Monday, August 21, 2006
Bed time prayers…
I just love bed time at baan num jai. The children love to receive prayers before bed and I love to pray over them. Each night I hear “Pi’ Grayce pray longer” I just love it. To see them love to pray brings me so much joy! I love that time where I can go and just pray over each of them and talk with them about there day. The sweetness of a child. They always want to give lots of kisses before bed and they always want me to “stay longer!!!!’ it’s so very cute! I just love it from the bottom of my heart! Tonight I prayed when I prayed with Belle I talked with her for a little bit about how much I love her and how much God loves her. I told her that I love her a lot but that Jesus loves her so much more then I ever could. She just listened intently it was amazing! I gave her a hug and a kiss goodnight and she gave me one back and when she hugged me she just held tight. It was so amazing. I’m not even sure there are words to express just how much. Tonight was an AWESOME night with the kids! I feel so amazingly blessed to be here and to be working with such AMAZMING children! Thank you Lord so much for the baan num jai kids! I love them with all my heart! God has blessed me more then I could ever have hoped for! Thank you Jesus so much for this gift. Well I’m not really sure how to put just how amazing today was in words but well it was just really AMZING!! I’m so blessed!
Friday, August 04, 2006
Late night thoughts or early morning thoughts it just depeands on how you look at it!

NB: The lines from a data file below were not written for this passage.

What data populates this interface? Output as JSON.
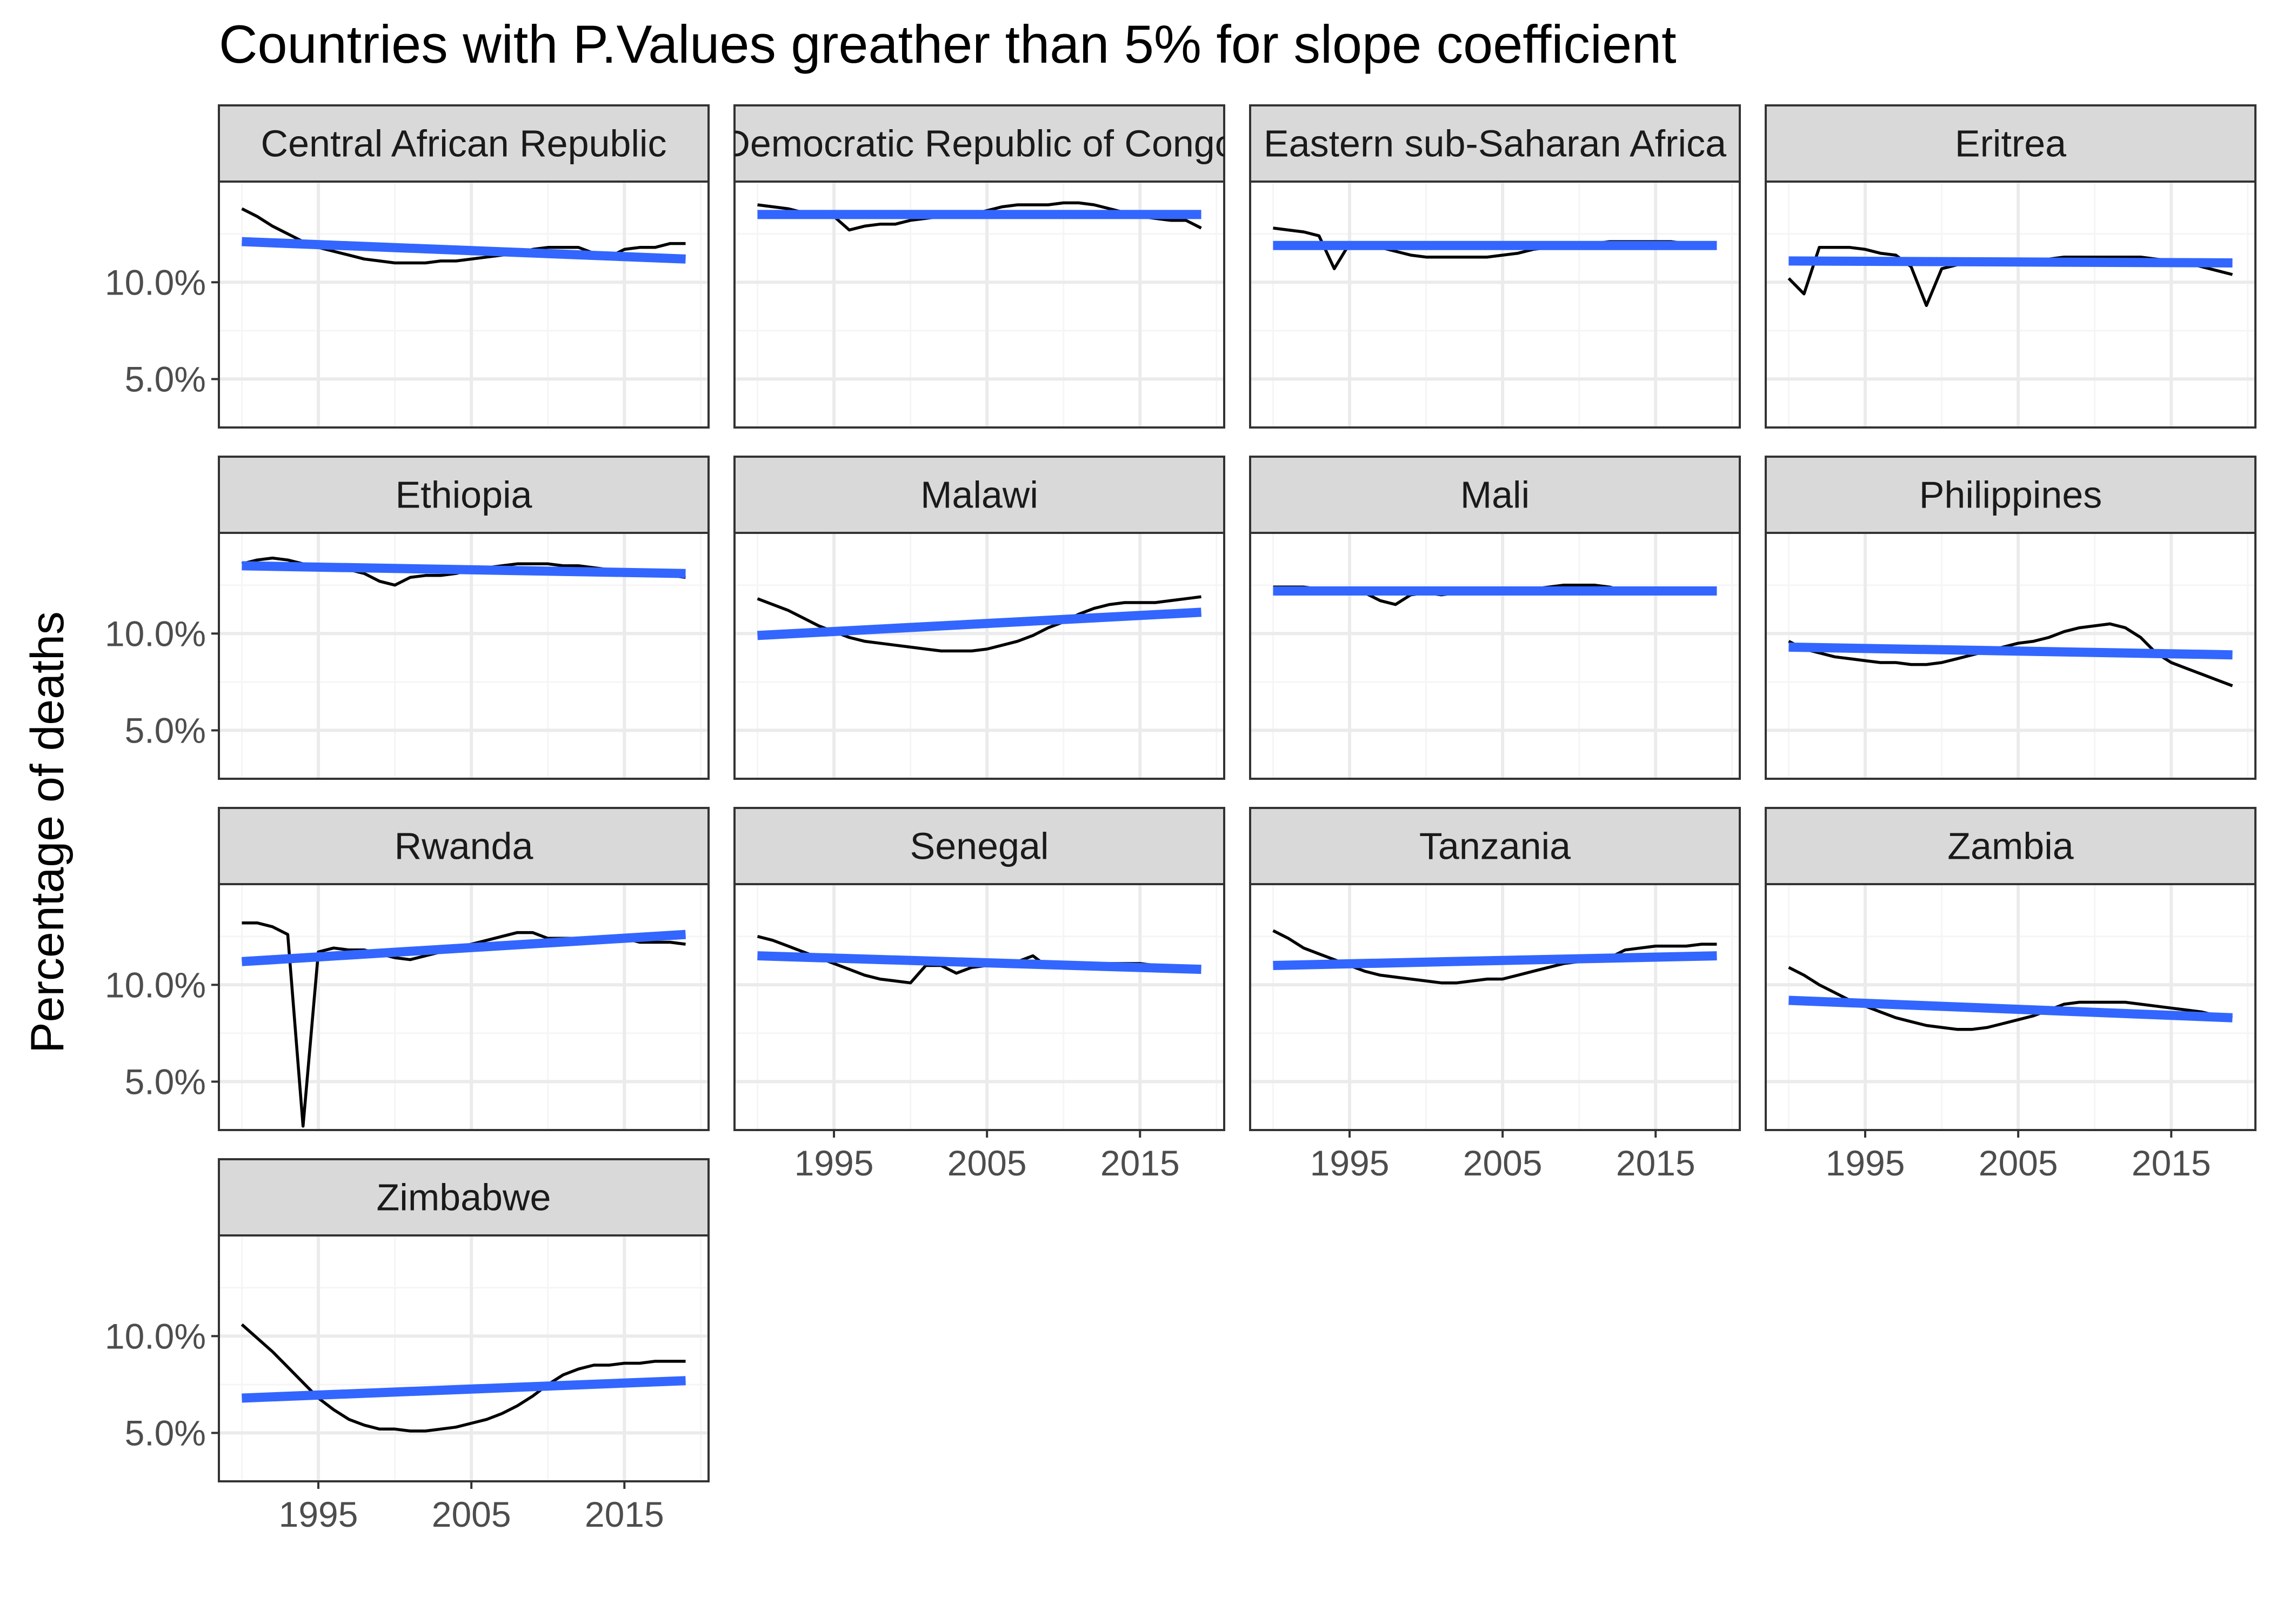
{
  "chart_data": {
    "type": "line",
    "title": "Countries with P.Values greather than 5% for slope coefficient",
    "xlabel": "",
    "ylabel": "Percentage of deaths",
    "x_ticks": [
      1995,
      2005,
      2015
    ],
    "x_tick_labels": [
      "1995",
      "2005",
      "2015"
    ],
    "y_ticks": [
      0.05,
      0.1
    ],
    "y_tick_labels": [
      "5.0%",
      "10.0%"
    ],
    "xlim": [
      1988.5,
      2020.5
    ],
    "ylim": [
      0.025,
      0.152
    ],
    "grid": true,
    "years": [
      1990,
      1991,
      1992,
      1993,
      1994,
      1995,
      1996,
      1997,
      1998,
      1999,
      2000,
      2001,
      2002,
      2003,
      2004,
      2005,
      2006,
      2007,
      2008,
      2009,
      2010,
      2011,
      2012,
      2013,
      2014,
      2015,
      2016,
      2017,
      2018,
      2019
    ],
    "facets": [
      {
        "label": "Central African Republic",
        "values": [
          0.138,
          0.134,
          0.129,
          0.125,
          0.121,
          0.118,
          0.116,
          0.114,
          0.112,
          0.111,
          0.11,
          0.11,
          0.11,
          0.111,
          0.111,
          0.112,
          0.113,
          0.114,
          0.115,
          0.117,
          0.118,
          0.118,
          0.118,
          0.115,
          0.113,
          0.117,
          0.118,
          0.118,
          0.12,
          0.12
        ],
        "fit": [
          0.121,
          0.112
        ]
      },
      {
        "label": "Democratic Republic of Congo",
        "values": [
          0.14,
          0.139,
          0.138,
          0.136,
          0.135,
          0.134,
          0.127,
          0.129,
          0.13,
          0.13,
          0.132,
          0.133,
          0.134,
          0.134,
          0.135,
          0.137,
          0.139,
          0.14,
          0.14,
          0.14,
          0.141,
          0.141,
          0.14,
          0.138,
          0.136,
          0.134,
          0.133,
          0.132,
          0.132,
          0.128
        ],
        "fit": [
          0.135,
          0.135
        ]
      },
      {
        "label": "Eastern sub-Saharan Africa",
        "values": [
          0.128,
          0.127,
          0.126,
          0.124,
          0.107,
          0.12,
          0.119,
          0.118,
          0.116,
          0.114,
          0.113,
          0.113,
          0.113,
          0.113,
          0.113,
          0.114,
          0.115,
          0.117,
          0.118,
          0.118,
          0.119,
          0.12,
          0.121,
          0.121,
          0.121,
          0.121,
          0.121,
          0.12,
          0.12,
          0.12
        ],
        "fit": [
          0.119,
          0.119
        ]
      },
      {
        "label": "Eritrea",
        "values": [
          0.102,
          0.094,
          0.118,
          0.118,
          0.118,
          0.117,
          0.115,
          0.114,
          0.108,
          0.088,
          0.107,
          0.109,
          0.111,
          0.111,
          0.111,
          0.111,
          0.111,
          0.112,
          0.113,
          0.113,
          0.113,
          0.113,
          0.113,
          0.113,
          0.112,
          0.111,
          0.11,
          0.108,
          0.106,
          0.104
        ],
        "fit": [
          0.111,
          0.11
        ]
      },
      {
        "label": "Ethiopia",
        "values": [
          0.136,
          0.138,
          0.139,
          0.138,
          0.136,
          0.135,
          0.134,
          0.133,
          0.131,
          0.127,
          0.125,
          0.129,
          0.13,
          0.13,
          0.131,
          0.133,
          0.134,
          0.135,
          0.136,
          0.136,
          0.136,
          0.135,
          0.135,
          0.134,
          0.133,
          0.132,
          0.132,
          0.131,
          0.13,
          0.129
        ],
        "fit": [
          0.135,
          0.131
        ]
      },
      {
        "label": "Malawi",
        "values": [
          0.118,
          0.115,
          0.112,
          0.108,
          0.104,
          0.101,
          0.098,
          0.096,
          0.095,
          0.094,
          0.093,
          0.092,
          0.091,
          0.091,
          0.091,
          0.092,
          0.094,
          0.096,
          0.099,
          0.103,
          0.106,
          0.11,
          0.113,
          0.115,
          0.116,
          0.116,
          0.116,
          0.117,
          0.118,
          0.119
        ],
        "fit": [
          0.099,
          0.111
        ]
      },
      {
        "label": "Mali",
        "values": [
          0.124,
          0.124,
          0.124,
          0.123,
          0.123,
          0.122,
          0.121,
          0.117,
          0.115,
          0.12,
          0.121,
          0.12,
          0.121,
          0.122,
          0.122,
          0.122,
          0.122,
          0.123,
          0.124,
          0.125,
          0.125,
          0.125,
          0.124,
          0.122,
          0.121,
          0.121,
          0.122,
          0.122,
          0.123,
          0.123
        ],
        "fit": [
          0.122,
          0.122
        ]
      },
      {
        "label": "Philippines",
        "values": [
          0.096,
          0.092,
          0.09,
          0.088,
          0.087,
          0.086,
          0.085,
          0.085,
          0.084,
          0.084,
          0.085,
          0.087,
          0.089,
          0.091,
          0.093,
          0.095,
          0.096,
          0.098,
          0.101,
          0.103,
          0.104,
          0.105,
          0.103,
          0.098,
          0.09,
          0.085,
          0.082,
          0.079,
          0.076,
          0.073
        ],
        "fit": [
          0.093,
          0.089
        ]
      },
      {
        "label": "Rwanda",
        "values": [
          0.132,
          0.132,
          0.13,
          0.126,
          0.027,
          0.117,
          0.119,
          0.118,
          0.118,
          0.116,
          0.114,
          0.113,
          0.115,
          0.117,
          0.119,
          0.121,
          0.123,
          0.125,
          0.127,
          0.127,
          0.124,
          0.124,
          0.124,
          0.124,
          0.124,
          0.124,
          0.122,
          0.122,
          0.122,
          0.121
        ],
        "fit": [
          0.112,
          0.126
        ]
      },
      {
        "label": "Senegal",
        "values": [
          0.125,
          0.123,
          0.12,
          0.117,
          0.114,
          0.111,
          0.108,
          0.105,
          0.103,
          0.102,
          0.101,
          0.11,
          0.11,
          0.106,
          0.109,
          0.11,
          0.11,
          0.112,
          0.115,
          0.109,
          0.111,
          0.11,
          0.11,
          0.111,
          0.111,
          0.111,
          0.11,
          0.109,
          0.108,
          0.108
        ],
        "fit": [
          0.115,
          0.108
        ]
      },
      {
        "label": "Tanzania",
        "values": [
          0.128,
          0.124,
          0.119,
          0.116,
          0.113,
          0.11,
          0.107,
          0.105,
          0.104,
          0.103,
          0.102,
          0.101,
          0.101,
          0.102,
          0.103,
          0.103,
          0.105,
          0.107,
          0.109,
          0.111,
          0.112,
          0.113,
          0.114,
          0.118,
          0.119,
          0.12,
          0.12,
          0.12,
          0.121,
          0.121
        ],
        "fit": [
          0.11,
          0.115
        ]
      },
      {
        "label": "Zambia",
        "values": [
          0.109,
          0.105,
          0.1,
          0.096,
          0.092,
          0.089,
          0.086,
          0.083,
          0.081,
          0.079,
          0.078,
          0.077,
          0.077,
          0.078,
          0.08,
          0.082,
          0.084,
          0.087,
          0.09,
          0.091,
          0.091,
          0.091,
          0.091,
          0.09,
          0.089,
          0.088,
          0.087,
          0.086,
          0.084,
          0.083
        ],
        "fit": [
          0.092,
          0.083
        ]
      },
      {
        "label": "Zimbabwe",
        "values": [
          0.106,
          0.099,
          0.092,
          0.084,
          0.076,
          0.068,
          0.062,
          0.057,
          0.054,
          0.052,
          0.052,
          0.051,
          0.051,
          0.052,
          0.053,
          0.055,
          0.057,
          0.06,
          0.064,
          0.069,
          0.075,
          0.08,
          0.083,
          0.085,
          0.085,
          0.086,
          0.086,
          0.087,
          0.087,
          0.087
        ],
        "fit": [
          0.068,
          0.077
        ]
      }
    ],
    "colors": {
      "line": "#000000",
      "fit": "#3366FF",
      "strip_fill": "#D9D9D9",
      "panel_border": "#333333",
      "grid_major": "#EBEBEB",
      "grid_minor": "#F5F5F5",
      "tick_text": "#4D4D4D"
    }
  }
}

Here I sit awake it’s about 3:30 in the morning.
It’s raining outside and it’s just so peaceful. I’m sitting in my house. It's so weird to me that I have a house. I have been back in Chiang Rai for I guess 2 weeks now. I’m working with the beautiful children of baan num jai again. Oh I am so blessed! Everyday I go to baan num jai (home of the open heart in Thai) I realize just how much God has blessed my life. I have wanted to live in Thailand as a missionary since I was 15. There were so MANY times that I thought I would NEVER be back here. What a journey God has taken me on. It was a hard one, but I would change nothing about it. All the things in my life that were so very hard I now look back on and thank God that I had to go through them. That may sound a little weird but they all shaped me into the person I am. I don’t really know how to explain in words everything that goes through my head. I feel so very blessed to live this life. I am so blessed to work with the children at baan num jai. They are truly amazing. Everyday that I go and I play with them and I hold them, it hits me just how amazing they are. I came here because I wanted to be a blessing to them and I find myself being blessed by them more and more each time I go to work. God is so amazing there really are no right words to express just how much! When I think about how badly I wanted to come back here since I was 15. I think about Psalm 37:4
Take delight in the LORD, and he will give you your heart's desires.

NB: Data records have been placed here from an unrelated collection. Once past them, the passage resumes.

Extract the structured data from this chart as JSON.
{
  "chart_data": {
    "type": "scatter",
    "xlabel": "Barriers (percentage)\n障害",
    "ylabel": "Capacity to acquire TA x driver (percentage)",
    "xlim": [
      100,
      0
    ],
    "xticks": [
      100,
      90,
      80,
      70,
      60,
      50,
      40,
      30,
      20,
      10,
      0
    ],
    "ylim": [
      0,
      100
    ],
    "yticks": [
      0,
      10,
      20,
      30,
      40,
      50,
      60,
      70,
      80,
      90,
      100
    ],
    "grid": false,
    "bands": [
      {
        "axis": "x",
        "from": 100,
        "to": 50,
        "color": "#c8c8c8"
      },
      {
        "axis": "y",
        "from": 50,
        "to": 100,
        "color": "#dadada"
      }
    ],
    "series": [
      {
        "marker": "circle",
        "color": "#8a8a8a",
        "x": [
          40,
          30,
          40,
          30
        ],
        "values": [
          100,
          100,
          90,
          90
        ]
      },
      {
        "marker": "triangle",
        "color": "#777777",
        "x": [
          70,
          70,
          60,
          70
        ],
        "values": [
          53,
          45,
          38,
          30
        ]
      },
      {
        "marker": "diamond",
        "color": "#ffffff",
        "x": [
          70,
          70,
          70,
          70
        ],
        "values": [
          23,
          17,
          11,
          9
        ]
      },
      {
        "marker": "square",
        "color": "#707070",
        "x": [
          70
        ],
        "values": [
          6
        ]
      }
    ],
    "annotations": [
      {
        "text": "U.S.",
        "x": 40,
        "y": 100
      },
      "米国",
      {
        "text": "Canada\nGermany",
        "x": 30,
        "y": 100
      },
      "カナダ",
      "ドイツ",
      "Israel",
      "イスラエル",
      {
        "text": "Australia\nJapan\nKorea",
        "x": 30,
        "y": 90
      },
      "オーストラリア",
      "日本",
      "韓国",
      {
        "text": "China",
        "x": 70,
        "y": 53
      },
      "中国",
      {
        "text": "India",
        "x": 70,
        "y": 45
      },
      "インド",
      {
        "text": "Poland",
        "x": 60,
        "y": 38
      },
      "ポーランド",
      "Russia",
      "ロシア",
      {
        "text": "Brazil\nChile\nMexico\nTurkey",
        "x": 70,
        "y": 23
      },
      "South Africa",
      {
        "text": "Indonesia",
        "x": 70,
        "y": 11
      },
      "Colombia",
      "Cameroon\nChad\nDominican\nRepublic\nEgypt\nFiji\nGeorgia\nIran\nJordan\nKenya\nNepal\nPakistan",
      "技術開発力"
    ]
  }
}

It’s so cool to see God work out his will for your life. He placed in my heart the desire to live in Thailand. Now he has blessed me with it. How cool is God. It’s hard for me to fully express how amazing it is to walk this all out. It’s been a great journey. God is good now and always! So even though I really don’t know what tomorrow will bring me, I can hold on to the fact that God knows. I look forward to all God has in store for my life. To see what heart desires he will place in my heart and then see how he will help me walk it out.